Lamb2Ewe is an online business that aims to “transform” the way meat gets from the farm to dinner tables.
Owners Tom Kitchen-Dunn and Jack Bostock will ask the Dragons to invest in the business that aims to give farmers better prices for their livestock, enabling them to adhere to top welfare standards.
The Holmfirth-based business, which has been trading for almost a year, was created when the entrepreneurs spotted a gap in the market for top-quality, high-welfare sustainable meat.
Kitchen-Dunn has a background in sales and marketing, while Bostock is a full-time shepherd.
Phenomenal first year
Kitchen-Dunn said it had been a “phenomenal” first year for the company.
“Sales are growing brilliantly, we’ve expanded our range, we’re opening our first bricks-and-mortar shop in the next few weeks’ and we’ve also been shortlisted for two British Farming Awards,” he added. “When the opportunity came up to apply for Dragons’ Den, we jumped at the chance.”
He claimed facing the Dragons was a “pretty nerve-wracking experience”, but also a valuable opportunity to present our business to such successful, inspirational entrepreneurs.

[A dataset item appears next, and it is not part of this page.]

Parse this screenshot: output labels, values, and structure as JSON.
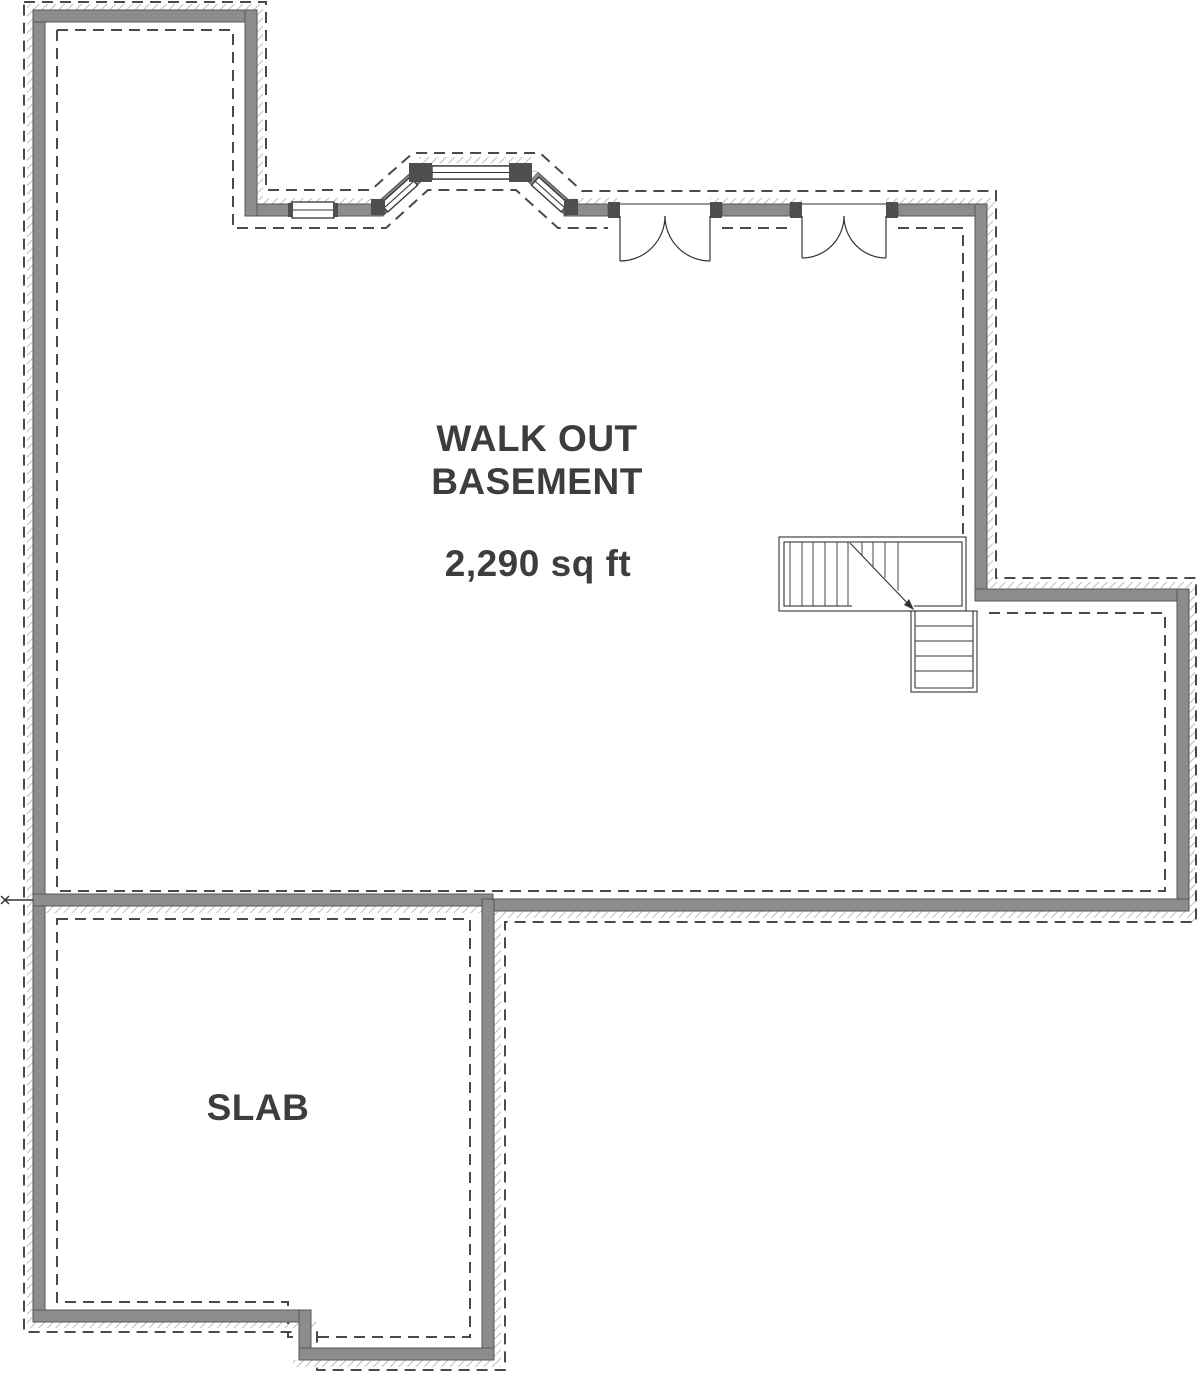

“We’d love to be able to tell you how we got on, but you’ll just have to tune in and watch!” Kitchen-Dunn said.
Lamb2Ewe said its meat aspired to be premium quality, reared to high-welfare standards and non-religiously slaughtered.

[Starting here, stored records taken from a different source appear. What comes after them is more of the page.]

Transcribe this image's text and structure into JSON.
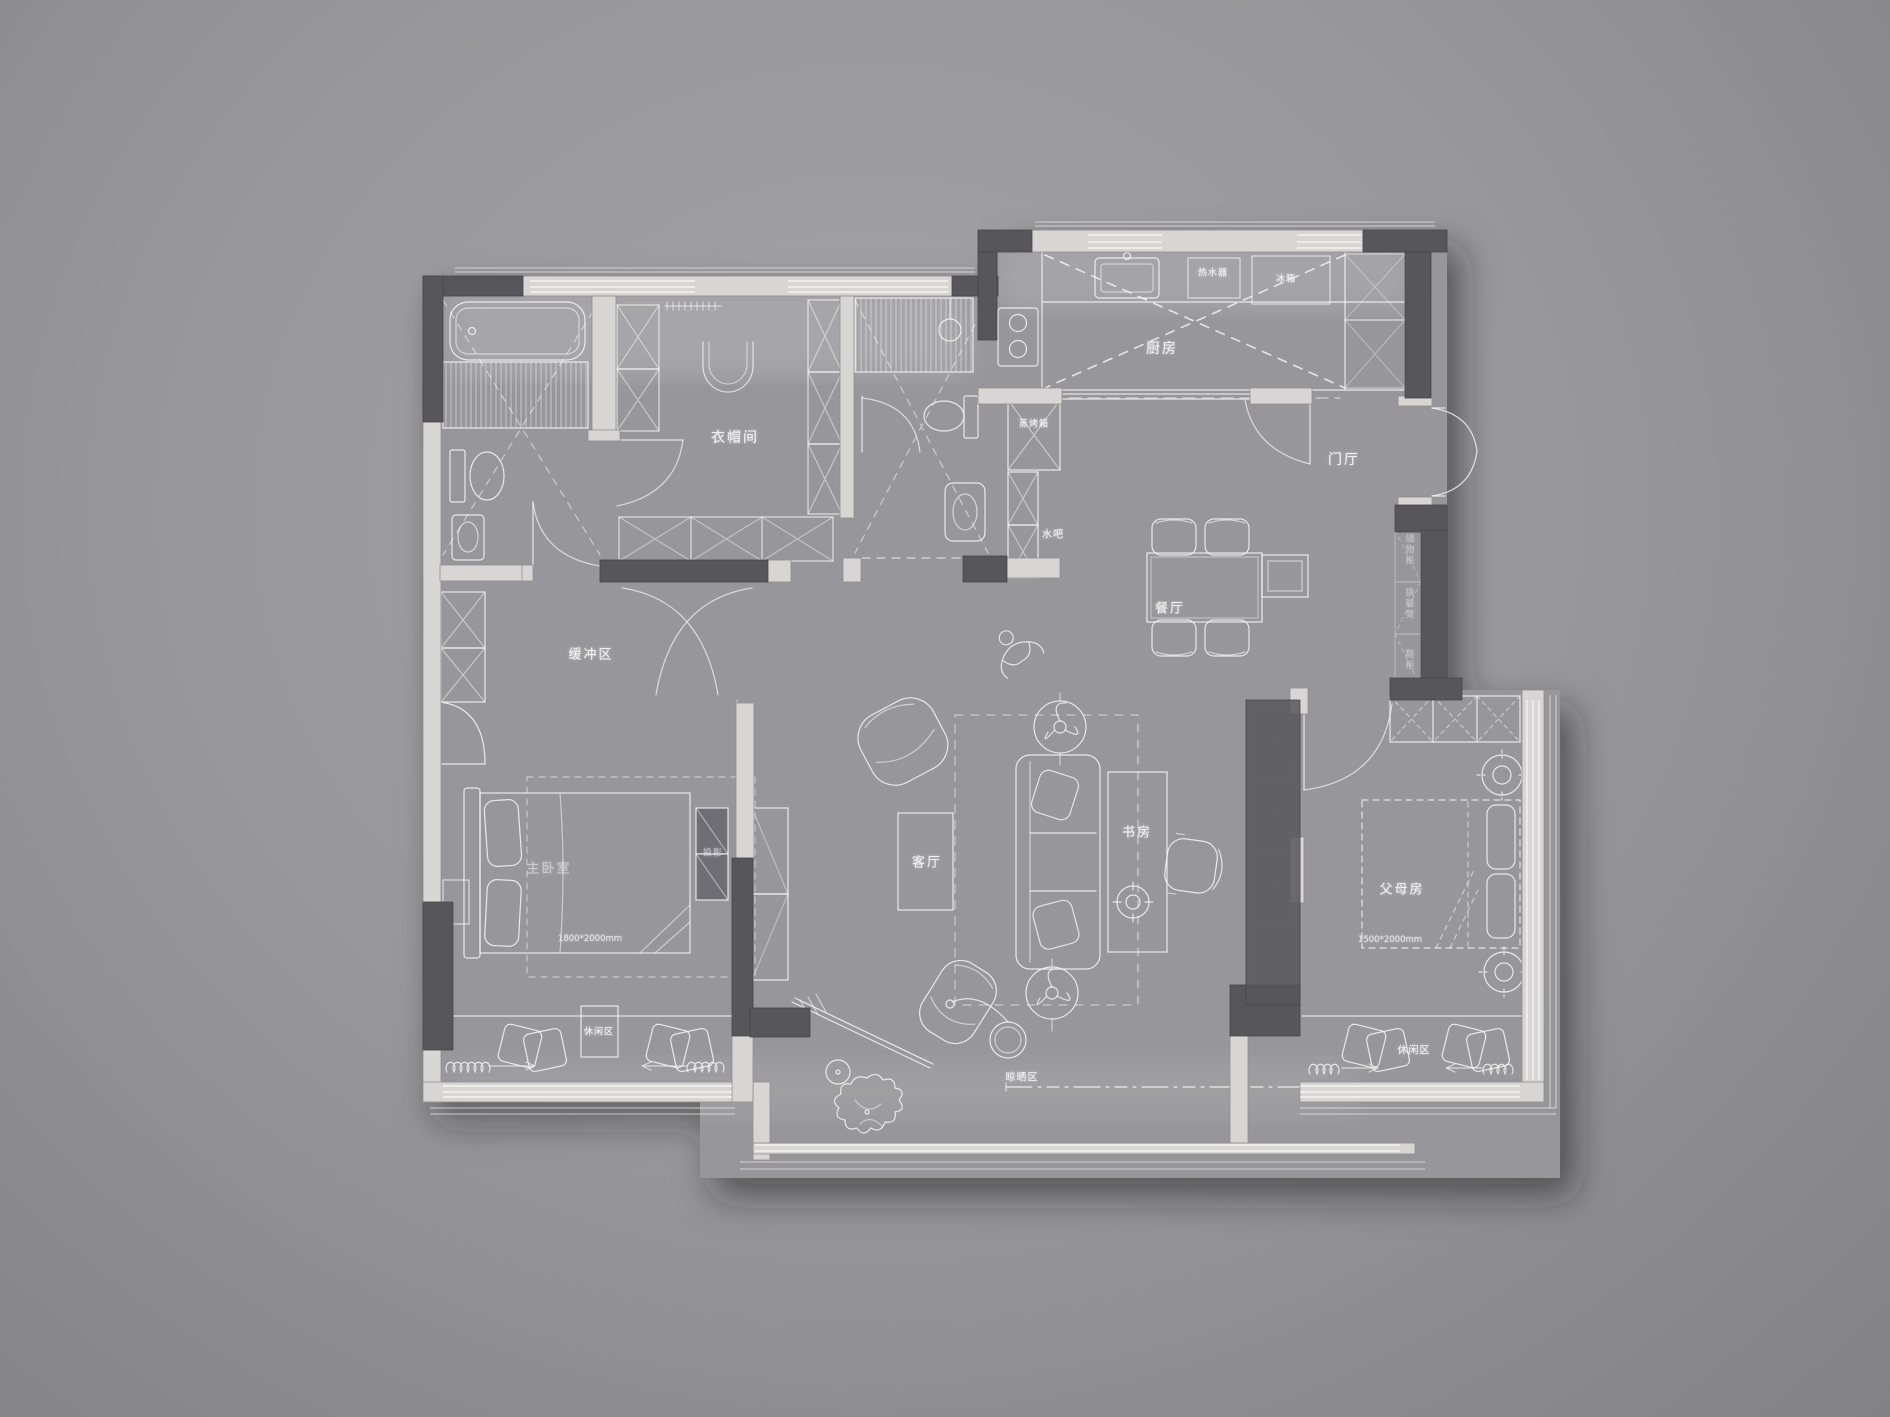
{
  "meta": {
    "type": "residential floor plan",
    "style": "grayscale CAD interior layout, white linework on gray, dark structural walls",
    "language": "zh-CN"
  },
  "colors": {
    "background": "#98989b",
    "floor": "#97979b",
    "wall_dark": "#57575b",
    "wall_light": "#d8d6d5",
    "line": "#f5f5f5"
  },
  "rooms": {
    "cloakroom": "衣帽间",
    "kitchen": "厨房",
    "foyer": "门厅",
    "dining": "餐厅",
    "water_bar": "水吧",
    "buffer_zone": "缓冲区",
    "master_bedroom": "主卧室",
    "living_room": "客厅",
    "study": "书房",
    "parents_room": "父母房",
    "leisure_master": "休闲区",
    "leisure_parents": "休闲区",
    "drying_area": "晾晒区"
  },
  "fixtures": {
    "steam_oven": "蒸烤箱",
    "water_heater": "热水器",
    "fridge": "冰箱",
    "projector": "投影",
    "entry_storage": "储物柜",
    "shoe_bench": "换鞋凳",
    "shoe_cabinet": "鞋柜"
  },
  "dimensions": {
    "master_bed": "1800*2000mm",
    "parents_bed": "1500*2000mm"
  }
}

Eco-friendly delivery method
All products are delivered in eco-friendly boxes that do not require refrigeration, so use less fuel in transit.

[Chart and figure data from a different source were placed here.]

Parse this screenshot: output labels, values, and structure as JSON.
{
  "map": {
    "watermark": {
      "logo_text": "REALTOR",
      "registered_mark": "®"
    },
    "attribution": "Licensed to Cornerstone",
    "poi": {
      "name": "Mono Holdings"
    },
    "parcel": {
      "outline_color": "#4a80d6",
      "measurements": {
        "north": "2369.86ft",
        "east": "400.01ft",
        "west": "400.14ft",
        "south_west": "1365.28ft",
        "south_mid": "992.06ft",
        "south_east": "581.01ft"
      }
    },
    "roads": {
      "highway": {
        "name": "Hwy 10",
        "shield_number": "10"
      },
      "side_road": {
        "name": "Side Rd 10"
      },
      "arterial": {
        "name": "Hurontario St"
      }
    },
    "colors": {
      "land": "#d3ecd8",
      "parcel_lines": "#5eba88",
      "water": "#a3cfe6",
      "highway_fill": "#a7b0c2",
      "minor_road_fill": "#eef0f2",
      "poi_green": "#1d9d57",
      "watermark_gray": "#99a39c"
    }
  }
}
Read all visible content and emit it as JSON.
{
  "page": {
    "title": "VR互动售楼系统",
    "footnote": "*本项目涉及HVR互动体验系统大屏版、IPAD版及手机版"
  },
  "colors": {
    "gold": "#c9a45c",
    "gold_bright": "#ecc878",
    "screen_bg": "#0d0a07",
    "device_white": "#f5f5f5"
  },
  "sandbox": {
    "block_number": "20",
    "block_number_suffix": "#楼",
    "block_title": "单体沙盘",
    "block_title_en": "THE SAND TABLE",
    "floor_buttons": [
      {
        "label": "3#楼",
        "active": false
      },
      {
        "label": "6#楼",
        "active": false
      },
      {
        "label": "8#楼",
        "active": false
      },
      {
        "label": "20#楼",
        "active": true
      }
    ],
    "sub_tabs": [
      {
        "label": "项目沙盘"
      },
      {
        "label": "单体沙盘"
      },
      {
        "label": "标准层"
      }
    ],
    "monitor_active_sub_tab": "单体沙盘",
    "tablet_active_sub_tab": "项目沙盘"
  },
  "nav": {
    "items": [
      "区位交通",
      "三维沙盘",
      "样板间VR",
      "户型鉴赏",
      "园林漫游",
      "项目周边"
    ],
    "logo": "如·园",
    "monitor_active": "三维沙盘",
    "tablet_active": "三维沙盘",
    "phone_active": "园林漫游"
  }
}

As well as lamb, chicken, beef and pork, a range of pies, veg boxes and spice mixes can all be ordered online through the company.
Last month, Mak Tok founder William Chew talked to Food Manufacture about his appearance on Dragons’ Den, and what drove him to pitch for investment in his chilli paste company.
In February, a salmon-skin crisp maker, who turned down an offer on Dragons’ Den, revealed the firm went on to secure backing from a leading salmon-industry mogul.